The roses in the painting are so symbolic for me in many ways, including, growth from the ashes, transcending struggles in life, hope always survives. So the question was asked and the fear was painted, and at the same time, the painting offers a resolution to the fear... art is so healing. I've always said so...

Altzheimer's
I am finding that there are so many families affected by this disease. It creates unfamiliarity where there was once knowledge and assurance, it changes the personality, functioning and relationships of the person and creates "the long blank stare". Memories are destroyed and it's almost like starting over with a "tabula rasa", a blank slate... in a child-like state. Sometimes we can laugh and other times it's just painful. I mourn and rail against the unfairness of it. But who am I to say. It just is, and I remember to keep a heart full of compassion.

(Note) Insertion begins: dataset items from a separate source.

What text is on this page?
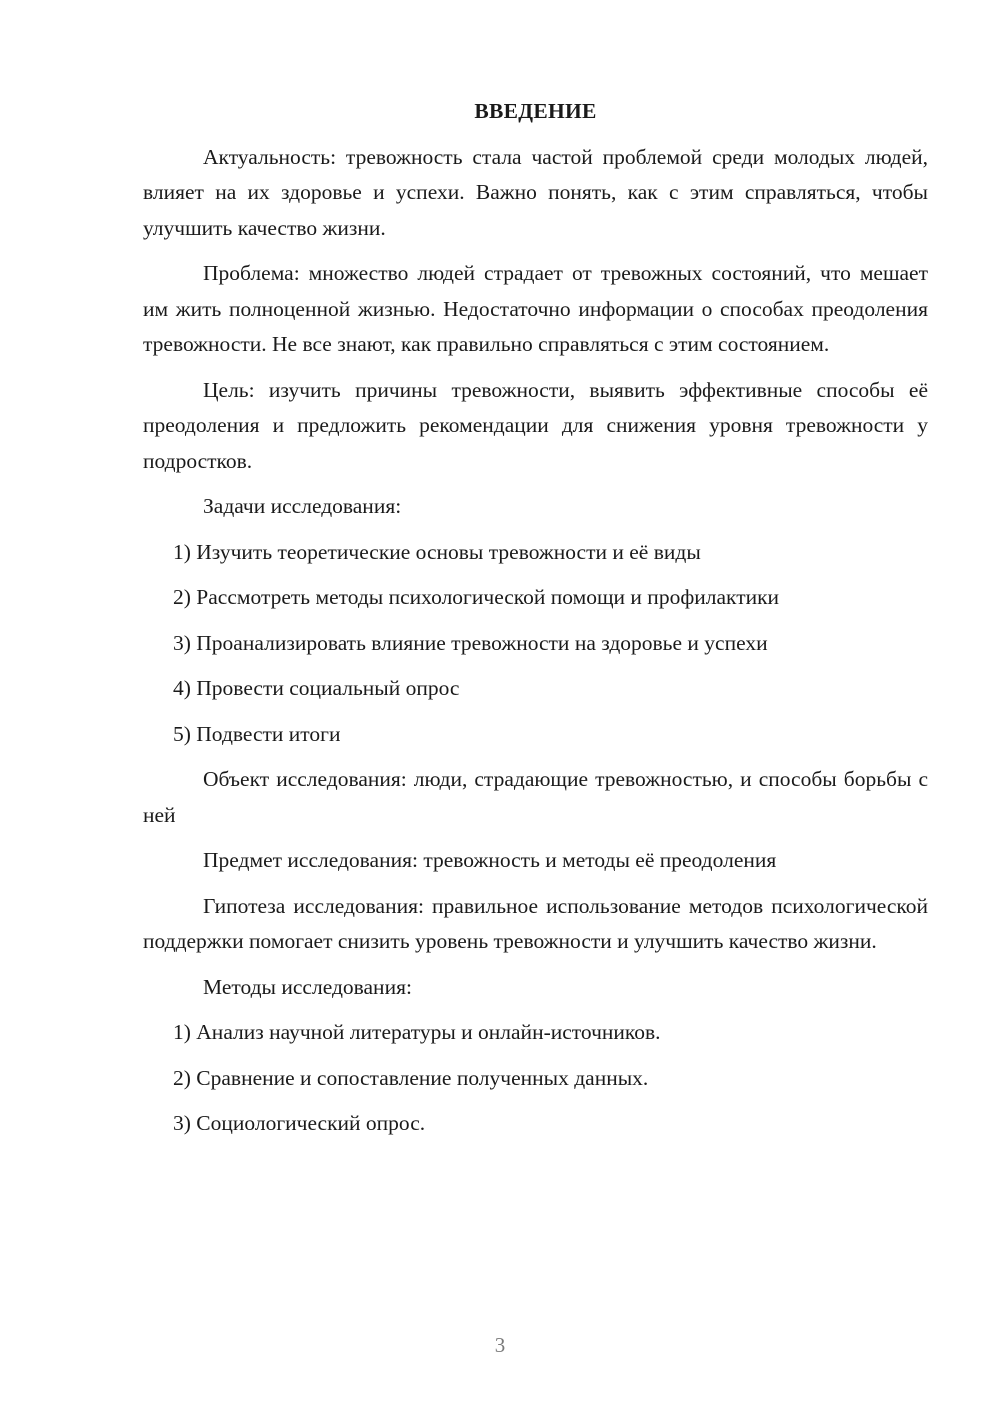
ВВЕДЕНИЕ

Актуальность: тревожность стала частой проблемой среди молодых людей, влияет на их здоровье и успехи. Важно понять, как с этим справляться, чтобы улучшить качество жизни.

Проблема: множество людей страдает от тревожных состояний, что мешает им жить полноценной жизнью. Недостаточно информации о способах преодоления тревожности. Не все знают, как правильно справляться с этим состоянием.

Цель: изучить причины тревожности, выявить эффективные способы её преодоления и предложить рекомендации для снижения уровня тревожности у подростков.

Задачи исследования:

1) Изучить теоретические основы тревожности и её виды
2) Рассмотреть методы психологической помощи и профилактики
3) Проанализировать влияние тревожности на здоровье и успехи
4) Провести социальный опрос
5) Подвести итоги

Объект исследования: люди, страдающие тревожностью, и способы борьбы с ней

Предмет исследования: тревожность и методы её преодоления

Гипотеза исследования: правильное использование методов психологической поддержки помогает снизить уровень тревожности и улучшить качество жизни.

Методы исследования:

1) Анализ научной литературы и онлайн-источников.
2) Сравнение и сопоставление полученных данных.
3) Социологический опрос.
3
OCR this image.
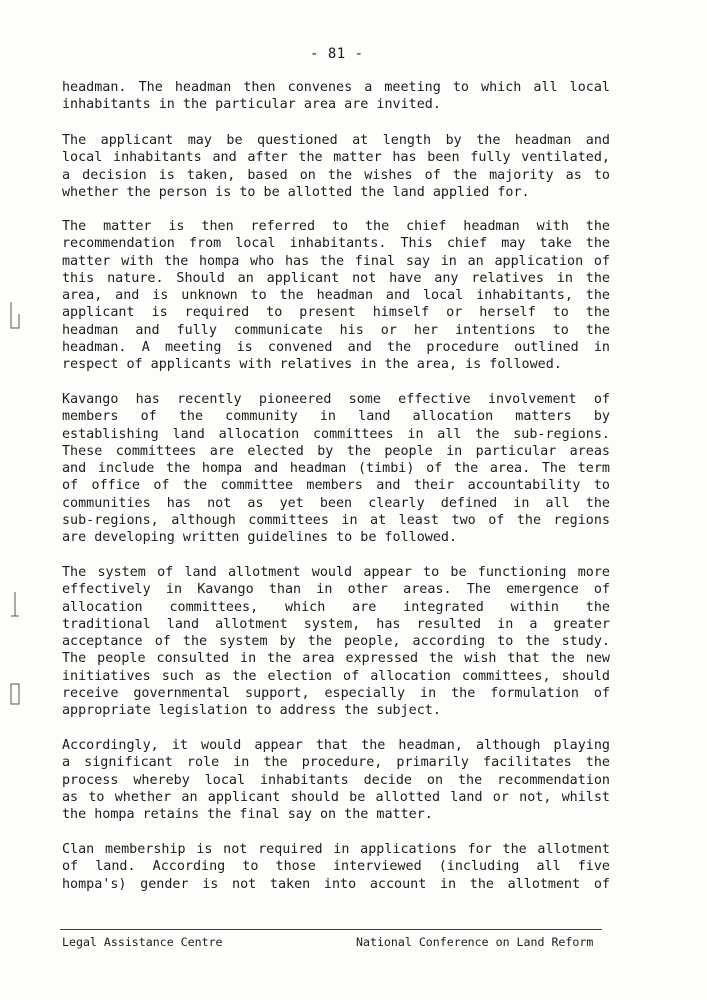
- 81 -

headman. The headman then convenes a meeting to which all local
inhabitants in the particular area are invited.

The applicant may be questioned at length by the headman and
local inhabitants and after the matter has been fully ventilated,
a decision is taken, based on the wishes of the majority as to
whether the person is to be allotted the land applied for.

The matter is then referred to the chief headman with the
recommendation from local inhabitants. This chief may take the
matter with the hompa who has the final say in an application of
this nature. Should an applicant not have any relatives in the
area, and is unknown to the headman and local inhabitants, the
applicant is required to present himself or herself to the
headman and fully communicate his or her intentions to the
headman. A meeting is convened and the procedure outlined in
respect of applicants with relatives in the area, is followed.

Kavango has recently pioneered some effective involvement of
members of the community in land allocation matters by
establishing land allocation committees in all the sub-regions.
These committees are elected by the people in particular areas
and include the hompa and headman (timbi) of the area. The term
of office of the committee members and their accountability to
communities has not as yet been clearly defined in all the
sub-regions, although committees in at least two of the regions
are developing written guidelines to be followed.

The system of land allotment would appear to be functioning more
effectively in Kavango than in other areas. The emergence of
allocation committees, which are integrated within the
traditional land allotment system, has resulted in a greater
acceptance of the system by the people, according to the study.
The people consulted in the area expressed the wish that the new
initiatives such as the election of allocation committees, should
receive governmental support, especially in the formulation of
appropriate legislation to address the subject.

Accordingly, it would appear that the headman, although playing
a significant role in the procedure, primarily facilitates the
process whereby local inhabitants decide on the recommendation
as to whether an applicant should be allotted land or not, whilst
the hompa retains the final say on the matter.

Clan membership is not required in applications for the allotment
of land. According to those interviewed (including all five
hompa's) gender is not taken into account in the allotment of

Legal Assistance Centre	National Conference on Land Reform
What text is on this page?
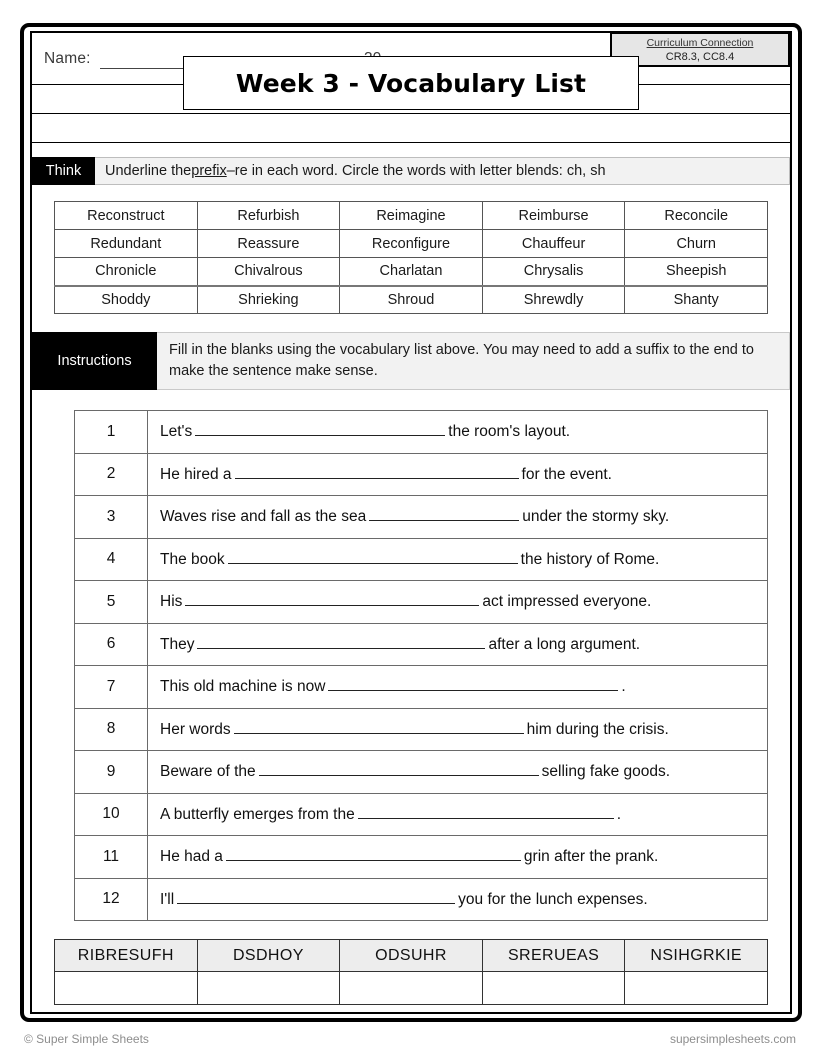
Name:
Curriculum Connection
CR8.3, CC8.4
Week 3 - Vocabulary List
Think	Underline the prefix –re in each word. Circle the words with letter blends: ch, sh
Reconstruct	Refurbish	Reimagine	Reimburse	Reconcile
Redundant	Reassure	Reconfigure	Chauffeur	Churn
Chronicle	Chivalrous	Charlatan	Chrysalis	Sheepish
Shoddy	Shrieking	Shroud	Shrewdly	Shanty
Instructions
Fill in the blanks using the vocabulary list above. You may need to add a suffix to the end to make the sentence make sense.
1	Let's the room's layout.
2	He hired a for the event.
3	Waves rise and fall as the sea under the stormy sky.
4	The book the history of Rome.
5	His act impressed everyone.
6	They after a long argument.
7	This old machine is now .
8	Her words him during the crisis.
9	Beware of the selling fake goods.
10	A butterfly emerges from the .
11	He had a grin after the prank.
12	I'll you for the lunch expenses.
RIBRESUFH	DSDHOY	ODSUHR	SRERUEAS	NSIHGRKIE

© Super Simple Sheets	supersimplesheets.com
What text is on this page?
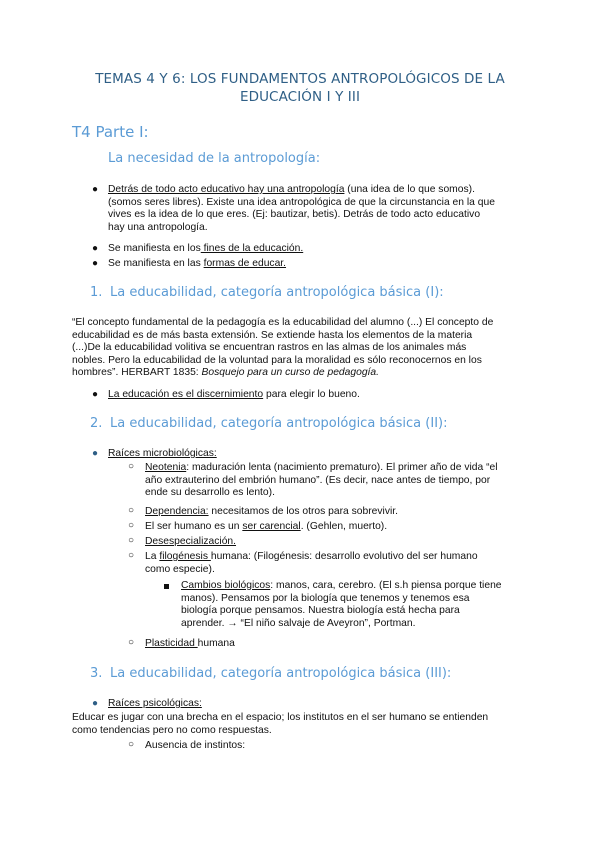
TEMAS 4 Y 6: LOS FUNDAMENTOS ANTROPOLÓGICOS DE LA EDUCACIÓN I Y III
T4 Parte I:
La necesidad de la antropología:
● Detrás de todo acto educativo hay una antropología (una idea de lo que somos).
(somos seres libres). Existe una idea antropológica de que la circunstancia en la que
vives es la idea de lo que eres. (Ej: bautizar, betis). Detrás de todo acto educativo
hay una antropología.
● Se manifiesta en los fines de la educación.
● Se manifiesta en las formas de educar.
1. La educabilidad, categoría antropológica básica (I):
“El concepto fundamental de la pedagogía es la educabilidad del alumno (...) El concepto de
educabilidad es de más basta extensión. Se extiende hasta los elementos de la materia
(...)De la educabilidad volitiva se encuentran rastros en las almas de los animales más
nobles. Pero la educabilidad de la voluntad para la moralidad es sólo reconocernos en los
hombres”. HERBART 1835: Bosquejo para un curso de pedagogía.
● La educación es el discernimiento para elegir lo bueno.
2. La educabilidad, categoría antropológica básica (II):
● Raíces microbiológicas:
○ Neotenia: maduración lenta (nacimiento prematuro). El primer año de vida “el
año extrauterino del embrión humano”. (Es decir, nace antes de tiempo, por
ende su desarrollo es lento).
○ Dependencia: necesitamos de los otros para sobrevivir.
○ El ser humano es un ser carencial. (Gehlen, muerto).
○ Desespecialización.
○ La filogénesis humana: (Filogénesis: desarrollo evolutivo del ser humano
como especie).
Cambios biológicos: manos, cara, cerebro. (El s.h piensa porque tiene
manos). Pensamos por la biología que tenemos y tenemos esa
biología porque pensamos. Nuestra biología está hecha para
aprender. → “El niño salvaje de Aveyron”, Portman.
○ Plasticidad humana
3. La educabilidad, categoría antropológica básica (III):
● Raíces psicológicas:
Educar es jugar con una brecha en el espacio; los institutos en el ser humano se entienden
como tendencias pero no como respuestas.
○ Ausencia de instintos:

I remind myself of the cycles of nature, the mysteries of life and being grateful in the now, sending out ripples of good energy, and being able to create and express, and so, I will...

Books
Here are two new books I chanced upon unexpectedly at a recent visit to the Seattle Frye Art Museum with my spouse. I have started reading them, and they seem quite full of great information and resources for those who have family members with altzheimer's.

Forget Memory - by Anne Davis Basting
Understanding fears and moving thru them; cultural stories about dementia

I'm Still Here - by John Zeisel, Phd.
Understanding it, the journey, relationships, art, treatment, being in the moment

1 comment:

Anonymous said...

Congratulations!! I need to order the book. Thanks for letting me know this. I’m thrilled for you.